Just stirring their mixtures overnight at 0 degrees celsius allowed the researchers to create PANI, nanoscale PANI particles, and PANI/silk composites. They boosted the PANI's conductivity and verified that the conductivity was not coming from trace minerals.

"Scanning electron microscopy indicates that each thread of a fabricated silk fabric was coated with PANI, and the shape of the fibers was unchanged," explained Professor Goto.

"Thus, we have developed a straightforward means of preparing textiles that can conduct electricity."

These PANI composites have numerous more potential uses. For instance, the researchers removed about 75 percent of the trace iodine from a water sample using filter paper infused with PANI.

This effort successfully prepared PANI in volcanic spring water at a low temperature - perhaps one of the most environmentally friendly methods.

The team claimed that finding the ideal mineral content, pH, and sulfate concentration for this synthesis would be simple, allowing water from any source to be a workable solvent for PANI production.

Ultimately, they believe PANI's synthesis for electronics may be regarded as the pinnacle of green chemistry since it generates no oil waste and has no flammability risk.

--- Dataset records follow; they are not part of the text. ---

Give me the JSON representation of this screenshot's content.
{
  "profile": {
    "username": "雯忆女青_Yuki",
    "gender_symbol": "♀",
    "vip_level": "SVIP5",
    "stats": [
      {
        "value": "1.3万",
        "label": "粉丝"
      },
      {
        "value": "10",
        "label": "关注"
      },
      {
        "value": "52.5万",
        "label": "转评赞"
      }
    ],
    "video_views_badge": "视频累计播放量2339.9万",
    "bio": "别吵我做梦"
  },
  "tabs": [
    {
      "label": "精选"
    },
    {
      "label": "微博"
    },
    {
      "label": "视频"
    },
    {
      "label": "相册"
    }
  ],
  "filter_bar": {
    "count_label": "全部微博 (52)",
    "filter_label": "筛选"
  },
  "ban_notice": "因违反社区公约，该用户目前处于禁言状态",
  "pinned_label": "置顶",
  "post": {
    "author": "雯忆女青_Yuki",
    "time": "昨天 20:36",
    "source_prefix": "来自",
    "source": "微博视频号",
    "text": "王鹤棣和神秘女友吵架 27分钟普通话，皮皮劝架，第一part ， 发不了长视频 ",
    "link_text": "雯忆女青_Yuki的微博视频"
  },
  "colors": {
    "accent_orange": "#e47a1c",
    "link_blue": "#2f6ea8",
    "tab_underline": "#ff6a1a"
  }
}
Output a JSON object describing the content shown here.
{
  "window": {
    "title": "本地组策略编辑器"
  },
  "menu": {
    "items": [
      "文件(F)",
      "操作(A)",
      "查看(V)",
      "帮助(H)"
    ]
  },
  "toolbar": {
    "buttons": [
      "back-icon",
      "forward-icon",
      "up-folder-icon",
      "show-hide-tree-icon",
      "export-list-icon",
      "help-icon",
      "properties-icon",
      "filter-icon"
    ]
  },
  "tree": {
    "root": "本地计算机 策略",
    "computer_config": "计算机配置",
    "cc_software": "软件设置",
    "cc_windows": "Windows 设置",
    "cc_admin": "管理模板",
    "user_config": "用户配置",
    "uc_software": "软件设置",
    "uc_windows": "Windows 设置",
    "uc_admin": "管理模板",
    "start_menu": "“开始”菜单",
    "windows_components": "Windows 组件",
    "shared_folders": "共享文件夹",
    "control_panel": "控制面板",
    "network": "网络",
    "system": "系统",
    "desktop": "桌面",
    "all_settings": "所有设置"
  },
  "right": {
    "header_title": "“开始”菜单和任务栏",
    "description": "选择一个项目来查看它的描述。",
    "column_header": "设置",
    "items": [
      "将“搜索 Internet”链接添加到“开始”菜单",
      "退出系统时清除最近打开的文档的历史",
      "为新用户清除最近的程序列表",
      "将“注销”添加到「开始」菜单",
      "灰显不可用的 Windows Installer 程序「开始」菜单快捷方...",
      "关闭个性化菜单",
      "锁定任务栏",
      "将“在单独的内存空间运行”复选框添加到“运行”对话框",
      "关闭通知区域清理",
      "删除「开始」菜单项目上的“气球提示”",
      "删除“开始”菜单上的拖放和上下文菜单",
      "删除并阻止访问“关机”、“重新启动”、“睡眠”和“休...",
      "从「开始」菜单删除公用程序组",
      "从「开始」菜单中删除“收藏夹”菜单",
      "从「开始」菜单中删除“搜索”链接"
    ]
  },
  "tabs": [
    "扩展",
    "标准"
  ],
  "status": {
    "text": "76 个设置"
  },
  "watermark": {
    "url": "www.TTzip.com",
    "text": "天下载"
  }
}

The complete study was published in Water Chemistry and Technology on March 17 and can be found here.

Study abstract:

Geothermal water is an abundant resource that springs from underground and contains many minerals or ions. Geothermal water has not yet been applied to industrial uses. In this research, synthesis of polyaniline and polyaniline/fiber composites were carried out in natural spring water. Aniline salt can be prepared with mix of aniline and geothermal water having sulfuric acid ions. The chemical structure of the products was evaluated by infrared and UV-Vis spectroscopy. The Fourier transform infrared signals derived from both benzenoid and quinonoid structures of polyaniline were observed. UV-Vis spectra of polyanilines were measured in N-methyl-2-pyrrolidone. The UV-Vis signals of π–π* transition of the main-chain, doping bands as polarons (radical cations) and bipolarons (dications) of the polyaniline were observed. Conductivity was measured by 4-probe method. High conductivity was obtained when low pH geothermal water was used for the polymerization of aniline. Conductivity was further increased with quantity of ammonium persulfate in the reaction as an initiator for the polymerization. The surface structure of the polyaniline/fiber composites was observed by scanning electron microscopy. The structure of silk fibers was exactly maintained after composites synthesis. A series of syntheses of polyaniline, a conductive polymer in geothermal water, requires no addition of sulfuric acid. This simple synthetic method could lead to the integration of polymer synthesis and geology.